- Standard Number:
OSHA requirements are set by statute, standards and regulations. Our interpretation letters explain these requirements and how they apply to particular circumstances, but they cannot create additional employer obligations. This letter constitutes OSHA's interpretation of the requirements discussed. Note that our enforcement guidance may be affected by changes to OSHA rules. Also, from time to time we update our guidance in response to new information. To keep apprised of such developments, you can consult OSHA's website at https://www.osha.gov.
April 17, 1981
Mr. Joel Rubinstein
Sadur and Pelland
Chartered Attorneys at Law
2000 L Street, N.W. - Suite 612
Washington, D.C. 20036
Dear Mr. Rubinstein:
The Office of Variance Determination has referred your letter of March 30, 1981, to this office for technical review.

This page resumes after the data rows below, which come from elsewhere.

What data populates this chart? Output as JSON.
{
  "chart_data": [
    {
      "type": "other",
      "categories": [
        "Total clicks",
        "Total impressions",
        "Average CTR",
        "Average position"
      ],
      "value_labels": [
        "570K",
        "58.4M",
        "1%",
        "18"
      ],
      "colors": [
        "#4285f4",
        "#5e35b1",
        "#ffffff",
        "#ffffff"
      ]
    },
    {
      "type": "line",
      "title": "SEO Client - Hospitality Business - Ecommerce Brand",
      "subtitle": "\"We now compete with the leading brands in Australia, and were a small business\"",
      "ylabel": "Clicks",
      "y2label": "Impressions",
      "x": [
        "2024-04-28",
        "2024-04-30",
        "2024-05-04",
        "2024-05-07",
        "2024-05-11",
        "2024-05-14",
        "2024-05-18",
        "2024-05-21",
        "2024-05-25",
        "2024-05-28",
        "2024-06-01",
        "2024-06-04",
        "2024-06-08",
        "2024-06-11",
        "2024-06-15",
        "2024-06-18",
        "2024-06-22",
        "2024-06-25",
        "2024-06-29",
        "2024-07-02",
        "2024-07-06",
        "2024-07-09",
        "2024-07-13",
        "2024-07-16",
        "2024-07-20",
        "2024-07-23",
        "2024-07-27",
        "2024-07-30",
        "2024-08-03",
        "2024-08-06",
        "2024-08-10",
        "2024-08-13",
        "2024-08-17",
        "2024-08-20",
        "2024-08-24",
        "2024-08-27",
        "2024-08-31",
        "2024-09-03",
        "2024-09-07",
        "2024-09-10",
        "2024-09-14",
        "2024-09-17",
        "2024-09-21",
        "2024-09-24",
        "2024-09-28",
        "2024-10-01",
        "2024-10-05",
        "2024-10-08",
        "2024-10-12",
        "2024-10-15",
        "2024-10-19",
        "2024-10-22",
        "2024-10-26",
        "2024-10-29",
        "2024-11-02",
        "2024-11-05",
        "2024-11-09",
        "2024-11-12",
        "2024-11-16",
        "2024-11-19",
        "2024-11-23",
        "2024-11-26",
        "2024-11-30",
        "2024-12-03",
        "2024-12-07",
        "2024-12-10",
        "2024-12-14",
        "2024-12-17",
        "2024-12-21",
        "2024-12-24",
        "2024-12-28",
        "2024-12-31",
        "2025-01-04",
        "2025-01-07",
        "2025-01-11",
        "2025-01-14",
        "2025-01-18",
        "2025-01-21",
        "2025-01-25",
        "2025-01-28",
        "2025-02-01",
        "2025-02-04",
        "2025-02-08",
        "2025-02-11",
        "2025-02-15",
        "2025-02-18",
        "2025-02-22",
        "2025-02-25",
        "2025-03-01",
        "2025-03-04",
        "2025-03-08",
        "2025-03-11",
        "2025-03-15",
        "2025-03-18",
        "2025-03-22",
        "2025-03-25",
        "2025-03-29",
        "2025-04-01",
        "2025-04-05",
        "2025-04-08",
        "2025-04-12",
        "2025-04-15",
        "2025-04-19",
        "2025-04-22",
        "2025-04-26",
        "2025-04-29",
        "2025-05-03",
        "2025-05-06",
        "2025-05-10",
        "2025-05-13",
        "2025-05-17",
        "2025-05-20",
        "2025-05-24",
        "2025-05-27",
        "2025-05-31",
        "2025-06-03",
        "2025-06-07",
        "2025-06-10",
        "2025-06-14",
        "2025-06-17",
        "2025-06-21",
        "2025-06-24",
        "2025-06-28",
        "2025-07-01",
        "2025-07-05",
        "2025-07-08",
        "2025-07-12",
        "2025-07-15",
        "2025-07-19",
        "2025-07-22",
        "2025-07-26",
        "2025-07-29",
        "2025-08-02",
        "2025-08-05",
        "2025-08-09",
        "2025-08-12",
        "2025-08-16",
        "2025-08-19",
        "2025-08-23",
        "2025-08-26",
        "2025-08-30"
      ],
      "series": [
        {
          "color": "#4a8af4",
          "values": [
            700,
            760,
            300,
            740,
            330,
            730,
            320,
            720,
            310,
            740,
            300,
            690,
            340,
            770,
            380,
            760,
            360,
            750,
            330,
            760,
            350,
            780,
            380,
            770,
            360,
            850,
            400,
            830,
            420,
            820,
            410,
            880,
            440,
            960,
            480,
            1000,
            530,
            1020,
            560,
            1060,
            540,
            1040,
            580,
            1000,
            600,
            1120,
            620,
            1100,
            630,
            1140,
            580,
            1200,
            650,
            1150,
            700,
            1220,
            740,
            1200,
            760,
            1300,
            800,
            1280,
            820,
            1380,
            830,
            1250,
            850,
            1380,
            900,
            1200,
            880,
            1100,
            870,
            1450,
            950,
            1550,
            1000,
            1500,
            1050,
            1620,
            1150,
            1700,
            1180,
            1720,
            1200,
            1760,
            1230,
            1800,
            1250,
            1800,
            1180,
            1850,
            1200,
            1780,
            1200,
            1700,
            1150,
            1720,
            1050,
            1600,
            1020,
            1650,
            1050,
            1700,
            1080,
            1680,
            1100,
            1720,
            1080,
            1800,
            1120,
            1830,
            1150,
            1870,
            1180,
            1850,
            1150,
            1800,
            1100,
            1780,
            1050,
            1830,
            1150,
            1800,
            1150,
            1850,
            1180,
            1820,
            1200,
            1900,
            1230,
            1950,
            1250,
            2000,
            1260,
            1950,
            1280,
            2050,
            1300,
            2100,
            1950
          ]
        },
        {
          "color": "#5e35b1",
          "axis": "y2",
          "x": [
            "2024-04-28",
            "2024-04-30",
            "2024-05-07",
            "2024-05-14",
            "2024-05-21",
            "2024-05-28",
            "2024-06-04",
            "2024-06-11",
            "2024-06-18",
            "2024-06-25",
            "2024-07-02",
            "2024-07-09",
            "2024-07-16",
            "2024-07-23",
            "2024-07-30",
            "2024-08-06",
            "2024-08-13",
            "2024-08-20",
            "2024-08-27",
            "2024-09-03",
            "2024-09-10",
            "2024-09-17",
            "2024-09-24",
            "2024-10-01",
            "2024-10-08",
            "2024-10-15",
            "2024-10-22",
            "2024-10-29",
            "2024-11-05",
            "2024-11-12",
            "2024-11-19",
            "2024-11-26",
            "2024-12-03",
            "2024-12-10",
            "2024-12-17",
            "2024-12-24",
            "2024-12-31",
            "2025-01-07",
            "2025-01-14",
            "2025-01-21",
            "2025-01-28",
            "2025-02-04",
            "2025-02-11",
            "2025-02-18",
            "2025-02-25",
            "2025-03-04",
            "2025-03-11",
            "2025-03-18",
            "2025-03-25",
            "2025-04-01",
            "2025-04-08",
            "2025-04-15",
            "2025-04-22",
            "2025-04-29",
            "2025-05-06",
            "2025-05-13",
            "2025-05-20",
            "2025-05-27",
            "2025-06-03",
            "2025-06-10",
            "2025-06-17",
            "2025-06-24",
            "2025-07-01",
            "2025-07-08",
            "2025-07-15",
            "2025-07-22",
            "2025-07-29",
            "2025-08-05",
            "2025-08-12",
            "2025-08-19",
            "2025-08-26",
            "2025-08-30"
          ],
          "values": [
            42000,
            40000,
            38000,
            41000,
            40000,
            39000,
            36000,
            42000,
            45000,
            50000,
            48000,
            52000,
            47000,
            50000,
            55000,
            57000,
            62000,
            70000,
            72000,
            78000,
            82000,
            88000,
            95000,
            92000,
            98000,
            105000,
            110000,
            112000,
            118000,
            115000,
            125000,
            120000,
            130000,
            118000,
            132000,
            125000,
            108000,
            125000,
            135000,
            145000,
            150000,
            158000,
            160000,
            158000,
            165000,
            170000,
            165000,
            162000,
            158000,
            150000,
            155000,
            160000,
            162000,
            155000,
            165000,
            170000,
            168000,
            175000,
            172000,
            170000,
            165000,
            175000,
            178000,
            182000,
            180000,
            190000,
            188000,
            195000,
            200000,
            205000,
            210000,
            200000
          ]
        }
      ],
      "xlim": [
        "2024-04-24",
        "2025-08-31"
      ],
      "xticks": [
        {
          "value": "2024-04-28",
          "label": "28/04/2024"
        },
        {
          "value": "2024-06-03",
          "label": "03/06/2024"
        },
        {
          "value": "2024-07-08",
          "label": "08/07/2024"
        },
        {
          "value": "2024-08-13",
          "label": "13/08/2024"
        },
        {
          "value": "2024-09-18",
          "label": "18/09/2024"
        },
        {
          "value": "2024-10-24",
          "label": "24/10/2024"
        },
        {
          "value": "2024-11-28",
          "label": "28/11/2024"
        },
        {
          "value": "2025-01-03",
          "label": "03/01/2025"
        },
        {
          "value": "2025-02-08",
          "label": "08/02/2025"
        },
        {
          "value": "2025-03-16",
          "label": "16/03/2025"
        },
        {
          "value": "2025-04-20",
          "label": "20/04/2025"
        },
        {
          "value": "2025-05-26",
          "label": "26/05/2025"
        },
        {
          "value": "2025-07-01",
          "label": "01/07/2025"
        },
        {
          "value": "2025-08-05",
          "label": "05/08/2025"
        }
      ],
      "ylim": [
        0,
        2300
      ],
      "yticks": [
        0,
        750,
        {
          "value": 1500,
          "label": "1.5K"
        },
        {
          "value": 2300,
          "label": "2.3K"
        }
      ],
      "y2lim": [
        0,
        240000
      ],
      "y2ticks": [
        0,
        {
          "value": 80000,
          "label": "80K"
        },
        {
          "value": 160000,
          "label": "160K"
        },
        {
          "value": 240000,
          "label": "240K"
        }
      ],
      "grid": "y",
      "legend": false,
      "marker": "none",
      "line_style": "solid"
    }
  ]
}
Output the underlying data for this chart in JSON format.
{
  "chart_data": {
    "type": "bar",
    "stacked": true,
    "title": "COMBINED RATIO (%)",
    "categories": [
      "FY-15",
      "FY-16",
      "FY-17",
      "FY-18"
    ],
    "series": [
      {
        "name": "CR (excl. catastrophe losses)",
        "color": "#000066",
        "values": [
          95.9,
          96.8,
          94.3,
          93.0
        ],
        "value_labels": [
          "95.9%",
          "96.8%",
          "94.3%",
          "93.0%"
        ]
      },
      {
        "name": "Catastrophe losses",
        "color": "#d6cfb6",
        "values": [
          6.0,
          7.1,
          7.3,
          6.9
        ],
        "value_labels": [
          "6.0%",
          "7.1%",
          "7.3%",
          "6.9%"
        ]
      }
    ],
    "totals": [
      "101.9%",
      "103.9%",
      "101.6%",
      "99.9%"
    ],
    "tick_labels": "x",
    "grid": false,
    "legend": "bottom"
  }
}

The letter requests a temporary variance from sections 29 CFR 1926.105(a) and 1926.105(c)(1) and 29 CFR 1926.750(b)(1)(ii) concerning perimeter netting.
29 CFR 1926.105(a) requires safety nets to be provided when workplaces are more than 25 feet above the ground or water surface, or other surfaces where the use of ladders, scaffolds, catch platforms, temporary floors, safety lines, or safety belts is impractical. This standard has been interpreted by the Courts to mean that employees exposed to falls of 25 feet or more must be protected by safety nets or some other device. Ironworkers tied off to adequately engineered static lines, while working on the horizontal portions of steel trusses, are not in violation of 29 CFR 1926.105(a).
A system of ladders used in accordance with 29 CFR 1926.450 to provide access and egress for ironworkers to the top of the steel properly engineered, would provide required employee protection.
Additionally, the alternative method to lift ironworkers in a man-cage complying with both STD 1-11.2 and STD 3-12.3 (copy enclosed) is acceptable.
[This document was edited on 6/20/2005 to strike information that no longer represents OSHA policy.]
An ironworker, while in the process of initially connecting steel members, is ordinarily not required to tie off to the steel with a safety belt, due to the hazard presented by the steel when moving and suspended from a crane. Similarly, in those situations in which it is not possible or more hazardous to protect the connector by other means, such as safety nets, we would not consider it a violation of 29 CFR 1926.105(a) or 1926.105(c)(1), if the ironworker made the initial connection without fall protection. However, once the initial connection is completed, the ironworker would have to tie off to the static line on the truss if he is going to move laterally. It appears from the representations in your letter that some of the connecting work at the D.C. Convention Center cannot be performed at all, or cannot be performed without creating greater hazards unless the connector works without fall protection.
If I may be of further assistance, please call or write.
Bruce Hillenbrand, Deputy Director,
[Directorate of Cooperative and State Programs]
[Correction 6/20/2005. See OSHA Directive CPL 02-01-034 "Inspection policy and procedures for OSHA's steel erection standards for construction" published on 3/22/2002 for the current policy on OSHA's steel erection standards (1926 Subpart R) for construction.]